さ、ヴィクトールさまこんな人相手にしないで、行きましょ!
もうこのお話は終わったんだからっ!」
「ちょい待ち〜。だからあ、離れなさいって言ってるでしょうがっ!」
ふるだぬきはふたりが腕組んでるとこへわって入ろうとします。
「お前、あっちに行け!」
おやおや、ヴィクトールインディアンも迷惑顔。
「くぅう〜、ふたりとも離れないんだねっ!?そっちがそうくるなら、、、。
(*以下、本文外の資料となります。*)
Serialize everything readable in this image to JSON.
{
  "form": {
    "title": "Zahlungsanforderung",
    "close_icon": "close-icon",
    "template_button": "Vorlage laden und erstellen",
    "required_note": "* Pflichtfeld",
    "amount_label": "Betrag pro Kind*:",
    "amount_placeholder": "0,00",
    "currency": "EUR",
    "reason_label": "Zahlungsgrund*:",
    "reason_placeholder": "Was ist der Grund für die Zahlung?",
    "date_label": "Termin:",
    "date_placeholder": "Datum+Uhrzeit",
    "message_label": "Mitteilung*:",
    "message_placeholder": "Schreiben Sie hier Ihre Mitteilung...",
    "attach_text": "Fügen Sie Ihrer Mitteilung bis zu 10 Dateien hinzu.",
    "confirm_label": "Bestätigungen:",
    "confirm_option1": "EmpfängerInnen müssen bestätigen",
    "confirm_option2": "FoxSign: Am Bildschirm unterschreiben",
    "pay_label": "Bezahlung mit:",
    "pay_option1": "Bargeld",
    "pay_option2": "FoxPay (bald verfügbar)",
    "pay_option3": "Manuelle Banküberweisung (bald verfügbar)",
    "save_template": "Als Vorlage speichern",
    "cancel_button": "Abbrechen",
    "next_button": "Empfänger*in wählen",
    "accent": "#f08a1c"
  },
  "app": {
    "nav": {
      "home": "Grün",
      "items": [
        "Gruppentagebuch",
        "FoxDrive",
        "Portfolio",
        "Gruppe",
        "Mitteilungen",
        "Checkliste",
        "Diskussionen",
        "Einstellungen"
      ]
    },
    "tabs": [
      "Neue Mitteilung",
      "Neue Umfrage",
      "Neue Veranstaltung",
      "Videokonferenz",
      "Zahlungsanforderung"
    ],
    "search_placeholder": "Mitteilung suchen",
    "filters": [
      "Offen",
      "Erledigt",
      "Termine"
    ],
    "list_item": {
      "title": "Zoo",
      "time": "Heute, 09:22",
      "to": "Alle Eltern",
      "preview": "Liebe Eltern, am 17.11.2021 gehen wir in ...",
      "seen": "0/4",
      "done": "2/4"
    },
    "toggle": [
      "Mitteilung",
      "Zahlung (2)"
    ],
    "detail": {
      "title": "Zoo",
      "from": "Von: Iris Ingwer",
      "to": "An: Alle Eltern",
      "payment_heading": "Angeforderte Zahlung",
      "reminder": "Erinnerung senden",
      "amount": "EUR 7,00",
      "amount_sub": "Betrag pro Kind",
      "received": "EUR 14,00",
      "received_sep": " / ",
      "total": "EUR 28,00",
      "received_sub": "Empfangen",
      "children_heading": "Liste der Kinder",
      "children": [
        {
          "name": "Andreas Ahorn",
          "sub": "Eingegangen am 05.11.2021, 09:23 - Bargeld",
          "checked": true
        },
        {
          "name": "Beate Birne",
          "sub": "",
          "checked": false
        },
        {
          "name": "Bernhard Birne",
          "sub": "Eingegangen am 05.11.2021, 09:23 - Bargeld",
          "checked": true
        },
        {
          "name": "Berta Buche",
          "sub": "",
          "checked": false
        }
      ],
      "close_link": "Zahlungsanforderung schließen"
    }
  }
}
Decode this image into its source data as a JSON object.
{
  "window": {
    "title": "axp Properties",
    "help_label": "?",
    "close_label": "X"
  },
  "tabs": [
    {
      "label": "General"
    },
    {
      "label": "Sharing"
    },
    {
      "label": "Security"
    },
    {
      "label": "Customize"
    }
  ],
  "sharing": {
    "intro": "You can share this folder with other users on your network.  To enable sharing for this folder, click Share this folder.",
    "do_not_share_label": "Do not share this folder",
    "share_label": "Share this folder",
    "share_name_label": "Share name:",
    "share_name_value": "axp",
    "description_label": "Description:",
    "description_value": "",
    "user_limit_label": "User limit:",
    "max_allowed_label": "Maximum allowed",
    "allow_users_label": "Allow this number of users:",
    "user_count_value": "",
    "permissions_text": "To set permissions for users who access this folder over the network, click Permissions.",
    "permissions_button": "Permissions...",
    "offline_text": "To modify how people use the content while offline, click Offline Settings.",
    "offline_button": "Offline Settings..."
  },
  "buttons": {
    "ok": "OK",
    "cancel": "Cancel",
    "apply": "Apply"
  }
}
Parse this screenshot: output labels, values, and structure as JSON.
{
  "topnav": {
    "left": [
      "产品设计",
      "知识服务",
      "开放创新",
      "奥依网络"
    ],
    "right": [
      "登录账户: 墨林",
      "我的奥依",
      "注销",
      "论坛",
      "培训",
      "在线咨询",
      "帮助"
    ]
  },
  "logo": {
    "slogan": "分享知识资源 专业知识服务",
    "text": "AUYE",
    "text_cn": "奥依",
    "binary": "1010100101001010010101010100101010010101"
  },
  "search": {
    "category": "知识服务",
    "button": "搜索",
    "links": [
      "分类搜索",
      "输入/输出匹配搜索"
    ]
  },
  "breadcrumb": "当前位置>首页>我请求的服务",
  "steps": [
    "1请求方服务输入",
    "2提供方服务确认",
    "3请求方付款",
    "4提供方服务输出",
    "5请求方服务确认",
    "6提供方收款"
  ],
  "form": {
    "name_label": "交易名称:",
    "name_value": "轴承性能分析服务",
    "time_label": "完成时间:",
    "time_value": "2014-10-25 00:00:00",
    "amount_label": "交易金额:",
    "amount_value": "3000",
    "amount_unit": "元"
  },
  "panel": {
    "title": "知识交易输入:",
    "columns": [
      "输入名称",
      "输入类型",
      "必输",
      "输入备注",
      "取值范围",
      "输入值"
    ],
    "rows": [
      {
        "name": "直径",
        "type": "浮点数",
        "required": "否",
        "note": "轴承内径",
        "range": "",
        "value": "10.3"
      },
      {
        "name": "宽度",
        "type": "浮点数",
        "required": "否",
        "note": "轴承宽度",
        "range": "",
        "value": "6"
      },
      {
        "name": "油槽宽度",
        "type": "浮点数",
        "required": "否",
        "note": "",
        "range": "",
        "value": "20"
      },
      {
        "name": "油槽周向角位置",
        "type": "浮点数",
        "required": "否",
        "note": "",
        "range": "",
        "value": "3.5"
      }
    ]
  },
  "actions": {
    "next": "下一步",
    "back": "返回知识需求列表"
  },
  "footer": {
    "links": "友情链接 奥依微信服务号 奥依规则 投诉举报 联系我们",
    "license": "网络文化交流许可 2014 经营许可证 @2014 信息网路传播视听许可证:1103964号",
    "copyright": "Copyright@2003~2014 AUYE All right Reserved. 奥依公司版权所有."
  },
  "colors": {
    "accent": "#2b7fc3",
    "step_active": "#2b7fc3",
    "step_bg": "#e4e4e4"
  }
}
」
ふるだぬきは、「いっひっひっひっ〜」と不気味な笑い声を発して
ふところから何やら取り出し、「バラバラっ。」とふたりに向かってまきました!
そのぶつかってきたモノが足元に落ちて、よく見ると、、、。
黒くて、小さくて甘い香りのしわしわな、、、干しぶどう!?
「うわあああああっ!!」
ヴィクトールインディアンは駆け出しました。
「ま、待ってえ〜!ヴィクトールさま〜っ!」その後をコレットちゃんが
追いかけます。
「くっつくなーっ!!」その後をツボに入った干しぶどうをコレットちゃんに
ぶつけながらおばさんが、追いかけます。
コレットちゃんの初夢は、まだまだ続きそうなので私たちはこのへんで
寝ましょうか?
おやすみなさい!良い夢を・・・
おしまい
あ〜あ、高熱にうなされてるときになぜかMrMAX(郊外の大型ショッピングセンター)
で、ばったりとヴィク様に会って、「好きな人が別にできた」と言われ
相当落ち込むという夢をみました。
腹いせに作ったお話なんで、悪意が満ちてて不快な思いさせちゃったかなあ?
お誕生日に間に合わせようとしてたんで、かなりザツな話になってすんまそ〜!